Çalışma ve Sosyal Güvenlik Bakanlığı Çalışma Genel Müdürü Ali Kemal Sayın konuşmasında, eğlence sektörünün günümüzde toplumumuz için vazgeçilmez hale geldiğini, bu sektörde çocukların sağlıklı gelişimleri göz ardı edilerek çalıştırıldığını söyledi. Bu konuda ülkemizin uluslararası standartlar altında olduğunu belirten Sayın, İş Kanununun 71’inci maddesinde çocuk işçiliğinin detaylı olarak düzenlendiğini, ancak sanatsal faaliyetlerde rol alan çocuklar için bir istisna getirilmediğini dile getirdi. Sayın, konuyla ilgili olarak 71’inci maddeye bir hüküm eklenmesi, ayrıntıların ise ikincil mevzuatta düzenlenmesi gerektiğini söyleyerek yapılacak düzenleme kadar bu düzenlemenin uygulanabilir olmasının da önemli olduğunu vurguladı.
Açış konuşmalarının ardından, Serap Güre Şenalp ve Doç. Dr. İbrahim Diken tarafından hazırlanan Sanatsal ve Kültürel Aktivitelerde Çalışan Çocuklar Pilot Araştırma Projesi Raporunun sunumuna geçildi. Raporda konunun, ilgili alan literatür taraması, saha çalışmaları ve paydaş görüşleri temelinde incelendiği bilgisinin verildiği sunumda, uluslararası düzenlemelere değinilerek ulusal düzenlemelerin çocuk işçiliği konusunda mevcut, ancak dağınık olduğuna dikkat çekildi ve bu dağınık düzenlemelerin birleştirilmesi gerektiği dile getirildi. Rapor hazırlanırken, aktör çocukların yanında, seçim aşamasına kadar içinde bulundukları olumsuz koşullar göz önüne alınarak aday çocukların da incelemeye alındığı belirtildi. Yapılan araştırmada, fiziksel ortamın çocuklar için elverişli olmaması, uzun çekim süreleri ve çocukların yer aldığı sahnelerin sona bırakılması ve çocuğun bu süre boyunca sette beklemesi, sette kullanılan dilin çocuklar için uygun olmaması bulgularına ulaşıldığı belirtildi. Sunumda konuyla ilgili olarak getirilen öneriler arasında fiziksel ortam, çekim süresi ve zamanı, çocuğun oynayacağı sahnenin onu olumsuz etkileyecek sahneler olmaması ve eğitimin öncelikli tutulması konuları dile getirildi. Bütün şartların uygun olması durumunda çocukların bu işi yapmalarının dil, sosyal hayat, öz bakım becerileri, öz benlik saygısı gelişimine olumlu katkıları olabileceğine de değinilen sunumda, tüm paydaşların dâhil edileceği daha kapsamlı bir araştırmaya gereksinim olduğu vurgulandı.

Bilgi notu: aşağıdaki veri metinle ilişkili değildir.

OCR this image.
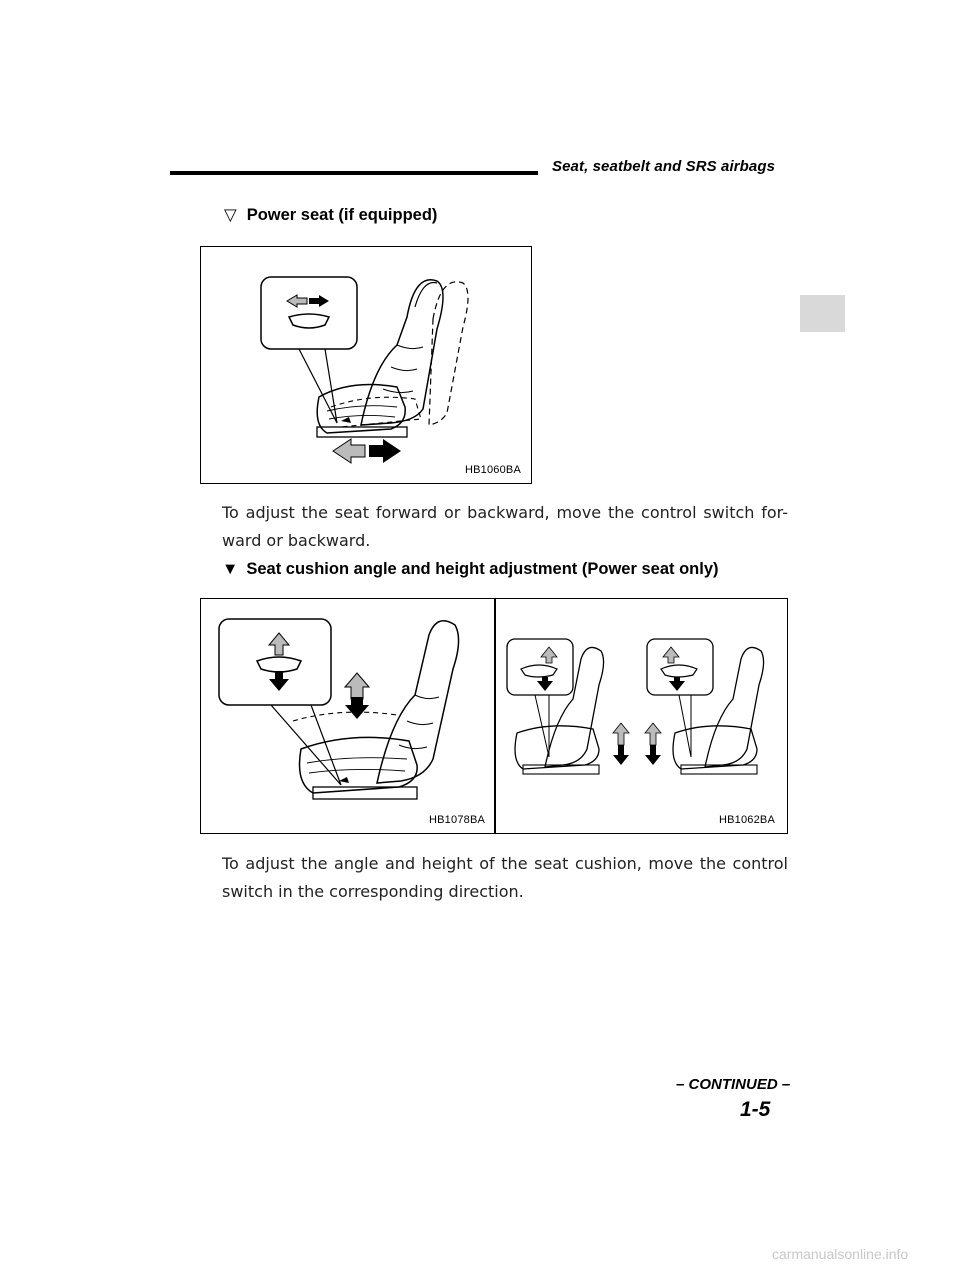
Seat, seatbelt and SRS airbags
▽ Power seat (if equipped)
HB1060BA
To adjust the seat forward or backward, move the control switch for-ward or backward.
▼ Seat cushion angle and height adjustment (Power seat only)
HB1078BA	HB1062BA
To adjust the angle and height of the seat cushion, move the control switch in the corresponding direction.
– CONTINUED –
1-5
carmanualsonline.info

Toplantıya katılan Radyo ve Televizyon Üst Kurulu Üyesi Hülya Alp, soru cevap bölümünde söz alarak, çocukların kendilerine uygun koşullarda ve yayınlarda yer almalarını önemsediğini belirtti. Yarışma programlarının ve canlı yayınların da birer set ortamı olduğunu hatırlatan Alp, düzenlemelerde bunların da göz önünde bulundurulması gerektiğini ifade etti. Ekranlardaki yarışmalardan örnek veren Alp, çocukların yetişkin repertuarından şarkılarla, yetişkin kıyafetleri ve jargonuyla, geç saatlere kadar ekranlarda olduğuna değindi. Alp, konferansta konuyla ilgili olarak yayın kuruluşlarıyla irtibata geçme konusunda sıkıntı yaşandığının dile getirilmesi üzerine, yayın kuruluşlarını organize ederek güzel işlere imza atan Televizyon Yayıncıları Derneği ile temasa geçilebileceğini, RTÜK’ün de bu konuda her türlü desteğe hazır olduğunu söyledi.
Toplantının son bölümünde bir konuşma yapan Radyo ve Televizyon Üst Kurulu Başkanı Prof. Dr. Davut Dursun, RTÜK’ün görsel-işitsel medyayla çocuk ilişkisini birkaç farklı boyuttaele aldığını, bunlardan ilkinin çocukların medyada yer alan zararlı içeriklerden korunması olduğunu belirterek, konuya ilişkin düzenlemeler hakkında bilgi verdi. Çocuk ve gençlerin fiziksel, zihinsel veya ahlakî gelişimine zarar verebilecek türde içerik taşıyan programların bunların izleyebileceği zaman dilimlerinde yayınlanamayacağı ilkesini hatırlatan Dursun, “3 Mart 2011 tarihinde yürürlüğe giren 6112 Sayılı Radyo ve Televizyonların Kuruluş ve Yayın Hizmetleri Hakkında Kanunla bu yayınlarınkoruyucu sembol kullanılmadan yayınlanamayacağı hükme bağlanmıştır. Bu, Yasanın getirdiği bir yeniliktir” şeklinde konuştu.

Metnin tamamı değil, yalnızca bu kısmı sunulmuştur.